Urkullu, bu yaklaşımını Salı günü Miramar Sarayı’nda Bask yönetiminin toplantısının ardından yaptığı açıklamada ortaya koydu. Bu perşembe günü El Pas’ta yayınlanan bir forumda desteklediği bazı argümanlar. Onun yaklaşımı, şu anda ihtiyaç duymadan – gelecekte de bunu göz ardı etmiyor – Anayasa’yı değiştirerek, “Bask kurumlarına daha fazla varlık ve kapasite veren bir modele” olanak tanıyan bir yorum üzerinde çalışmaya devam ediyor. Bu, kararların alınmasına olanak tanıyor. daha yakın, daha yerel bir alandan, gerçeklik hakkında daha fazla bilginin olduğu yerden”, bu Salı günü ilerledi.

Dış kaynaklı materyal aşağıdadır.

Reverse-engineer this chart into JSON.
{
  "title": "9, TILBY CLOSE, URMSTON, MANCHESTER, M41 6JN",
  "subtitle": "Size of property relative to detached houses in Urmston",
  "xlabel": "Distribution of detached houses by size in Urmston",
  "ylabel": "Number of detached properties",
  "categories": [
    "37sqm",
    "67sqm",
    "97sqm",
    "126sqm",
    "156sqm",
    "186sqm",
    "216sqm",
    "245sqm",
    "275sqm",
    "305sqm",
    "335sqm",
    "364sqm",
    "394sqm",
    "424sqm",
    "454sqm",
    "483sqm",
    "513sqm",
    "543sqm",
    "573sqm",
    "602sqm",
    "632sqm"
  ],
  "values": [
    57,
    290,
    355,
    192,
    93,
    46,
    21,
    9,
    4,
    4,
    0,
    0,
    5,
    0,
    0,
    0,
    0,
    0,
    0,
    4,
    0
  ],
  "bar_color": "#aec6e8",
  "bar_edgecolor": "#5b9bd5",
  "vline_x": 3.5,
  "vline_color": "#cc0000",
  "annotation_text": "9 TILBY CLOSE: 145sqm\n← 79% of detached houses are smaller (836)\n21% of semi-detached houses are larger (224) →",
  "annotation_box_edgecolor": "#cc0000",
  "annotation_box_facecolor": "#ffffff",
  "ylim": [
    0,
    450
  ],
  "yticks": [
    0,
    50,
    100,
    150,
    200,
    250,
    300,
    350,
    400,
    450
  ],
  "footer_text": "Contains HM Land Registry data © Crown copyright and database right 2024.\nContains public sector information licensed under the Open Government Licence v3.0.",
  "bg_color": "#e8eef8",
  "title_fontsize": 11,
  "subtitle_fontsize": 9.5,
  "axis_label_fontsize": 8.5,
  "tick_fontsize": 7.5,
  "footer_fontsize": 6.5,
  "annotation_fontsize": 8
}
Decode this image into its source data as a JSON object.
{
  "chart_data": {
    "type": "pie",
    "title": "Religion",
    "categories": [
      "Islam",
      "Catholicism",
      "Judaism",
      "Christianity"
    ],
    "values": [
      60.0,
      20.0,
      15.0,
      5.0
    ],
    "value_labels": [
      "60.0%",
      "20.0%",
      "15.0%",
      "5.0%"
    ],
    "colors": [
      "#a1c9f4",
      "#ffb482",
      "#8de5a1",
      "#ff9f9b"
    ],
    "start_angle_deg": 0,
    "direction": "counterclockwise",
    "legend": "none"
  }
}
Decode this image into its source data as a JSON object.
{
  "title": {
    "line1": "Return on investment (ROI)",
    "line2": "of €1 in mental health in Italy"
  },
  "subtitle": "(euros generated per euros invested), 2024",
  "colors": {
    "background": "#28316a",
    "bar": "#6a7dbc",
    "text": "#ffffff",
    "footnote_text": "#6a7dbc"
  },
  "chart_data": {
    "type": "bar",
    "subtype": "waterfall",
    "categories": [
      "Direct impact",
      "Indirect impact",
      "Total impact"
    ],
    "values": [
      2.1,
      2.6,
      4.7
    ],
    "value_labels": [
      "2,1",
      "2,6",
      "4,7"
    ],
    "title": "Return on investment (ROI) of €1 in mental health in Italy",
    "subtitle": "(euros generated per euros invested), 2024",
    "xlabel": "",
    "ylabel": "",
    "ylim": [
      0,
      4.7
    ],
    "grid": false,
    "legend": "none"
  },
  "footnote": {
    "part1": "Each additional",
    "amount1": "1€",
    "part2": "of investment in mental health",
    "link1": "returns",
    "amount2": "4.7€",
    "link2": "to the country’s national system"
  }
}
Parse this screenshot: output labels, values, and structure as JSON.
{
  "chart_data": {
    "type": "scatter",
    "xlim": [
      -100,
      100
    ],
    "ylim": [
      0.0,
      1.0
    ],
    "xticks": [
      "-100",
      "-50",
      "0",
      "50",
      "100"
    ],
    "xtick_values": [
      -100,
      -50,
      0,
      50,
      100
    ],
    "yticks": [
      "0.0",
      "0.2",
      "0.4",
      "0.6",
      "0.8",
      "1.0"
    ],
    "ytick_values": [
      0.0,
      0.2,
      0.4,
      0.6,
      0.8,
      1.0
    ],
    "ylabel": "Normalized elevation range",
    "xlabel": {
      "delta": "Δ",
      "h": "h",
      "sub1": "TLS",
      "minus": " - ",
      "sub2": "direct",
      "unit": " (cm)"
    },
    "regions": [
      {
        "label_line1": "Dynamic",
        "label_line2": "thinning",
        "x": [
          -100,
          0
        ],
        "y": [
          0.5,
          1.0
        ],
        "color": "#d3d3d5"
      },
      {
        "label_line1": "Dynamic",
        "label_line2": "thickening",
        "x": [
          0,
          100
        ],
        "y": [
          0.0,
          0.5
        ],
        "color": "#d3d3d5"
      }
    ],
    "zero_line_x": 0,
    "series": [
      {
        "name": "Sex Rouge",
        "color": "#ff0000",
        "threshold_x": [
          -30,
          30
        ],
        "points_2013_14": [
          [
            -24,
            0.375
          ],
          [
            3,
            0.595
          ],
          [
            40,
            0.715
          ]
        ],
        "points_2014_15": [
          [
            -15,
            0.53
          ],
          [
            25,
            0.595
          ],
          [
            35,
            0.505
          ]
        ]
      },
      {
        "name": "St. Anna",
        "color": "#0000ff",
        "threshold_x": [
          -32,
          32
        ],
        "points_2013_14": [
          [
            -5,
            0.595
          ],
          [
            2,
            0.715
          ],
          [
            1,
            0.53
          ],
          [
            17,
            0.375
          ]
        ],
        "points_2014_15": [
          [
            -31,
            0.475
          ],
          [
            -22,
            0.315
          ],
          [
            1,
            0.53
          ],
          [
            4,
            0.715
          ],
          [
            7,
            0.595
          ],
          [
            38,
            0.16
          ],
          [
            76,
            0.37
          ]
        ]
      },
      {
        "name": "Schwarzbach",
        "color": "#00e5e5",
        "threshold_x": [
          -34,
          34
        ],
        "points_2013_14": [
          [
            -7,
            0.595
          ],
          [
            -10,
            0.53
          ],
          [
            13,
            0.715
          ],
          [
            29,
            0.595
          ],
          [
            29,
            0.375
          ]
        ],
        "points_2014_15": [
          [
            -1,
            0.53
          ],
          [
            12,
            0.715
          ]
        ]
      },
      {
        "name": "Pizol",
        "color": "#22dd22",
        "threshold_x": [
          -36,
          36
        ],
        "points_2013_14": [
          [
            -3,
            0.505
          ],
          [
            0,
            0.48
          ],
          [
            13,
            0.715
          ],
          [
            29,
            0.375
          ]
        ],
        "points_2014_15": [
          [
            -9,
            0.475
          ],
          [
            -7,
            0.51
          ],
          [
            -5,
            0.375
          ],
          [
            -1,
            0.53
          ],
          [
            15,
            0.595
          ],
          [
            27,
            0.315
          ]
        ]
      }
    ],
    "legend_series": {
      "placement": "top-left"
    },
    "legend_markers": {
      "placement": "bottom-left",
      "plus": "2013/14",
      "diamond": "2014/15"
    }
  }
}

“Altı yıl önce önerdiğim şeyi, bir Anayasa Konvansiyonu ihtiyacını öneriyorum. Bunu bir formül olarak, siyasi partilerin ve temsilcilerinin Anayasaya uygunluktan memnuniyet derecesi hakkında konuşabilecekleri bir metodoloji olarak öneriyorum. Reformlara ihtiyaç varsa. Yoksa Hayır. Bir sonraki soru da bu reformlara gerek var mı, ona göre mi hareket edeceğiz. Devlet modelinden bahsediyoruz. Bugün federal modele, Anayasa’da çokulusluluğa uyulup uyulmadığına, tarihi geçmişe uyulup uyulmadığına dair teklifler görüyoruz. topluluklar…”
Hükümet’in, İspanya’da bir arada yaşamaya yönelik her türlü katkının memnuniyetle karşılanacağı kanaatindedirler. Bakan Vekili Flix Bolaos, “Teklif bana çok meşru görünüyor. Bizim teklifimiz değil ama anayasal çerçeve içinde denge ve anlaşma noktaları bulmak için yapılan tüm önerilere her zaman çok olumlu değer veriyorum, Urkullu’nun önerdiği de budur” dedi. Cumhurbaşkanlığı. “Bizim teklifimiz olmasa da tüm katkılar yapıcıdır. Anayasal çerçevede birbirimizi anlamalı, uzlaşma ve denge köprüleri aramalıyız.”
Birinci başkan yardımcısı vekili Nadia Calvio, Ser ile yaptığı bir röportajda, merkezi olmayan bir Devletin eklemlenmesinde “Açıkçası her zaman gelişme kapasitesinin bulunduğunu” kabul etti. “Devletin eklemlenmesini geliştirmek için ilerlemeye devam etmeliyiz” diye ekledi Açıklığa kavuşturmak gerekirse, bugün İspanya’nın “muazzam bir ademi merkeziyetçiliğe sahip” olduğunu biliyorum.
Yönetimde, bölge tartışmasının bekleyen bir konu, açılması gereken bir kavun olduğunu biliyor ve varsayıyorlar. “Ülkemizin sahip olduğu en iyi bölgesel model, Anayasa’da ve farklı özerklik kanunlarında desteklenmektedir.” Tabii ki, Yönetimin bölgesel uyumu ele almayı düşündüğü yollardan biri de finansman modelinin reformudur: “Bölgelerin bu tür temel politikalarda sahip olduğu özerkliği uygulayabilmenin en önemli araçlarından biri, bölgesel kalkınma yoluyla elde edilir. Eğitim Bakanı vekili ve PSOE Yönetim Sözcüsü Pilar Alegra, TVE’ye verdiği bir röportajda, “Bu, bu yeni yasama meclisinde ortaya çıkacak ve geliştirilecek bir tartışmadır” dedi.
El País gazetesindeki forumunda Urkullu, “aşağıdan yukarıya eşitlemeyi sağlayan “herkes için kahve” teşvik edildikten sonra şimdi yeni bir fırsatın açıldığını düşünüyor.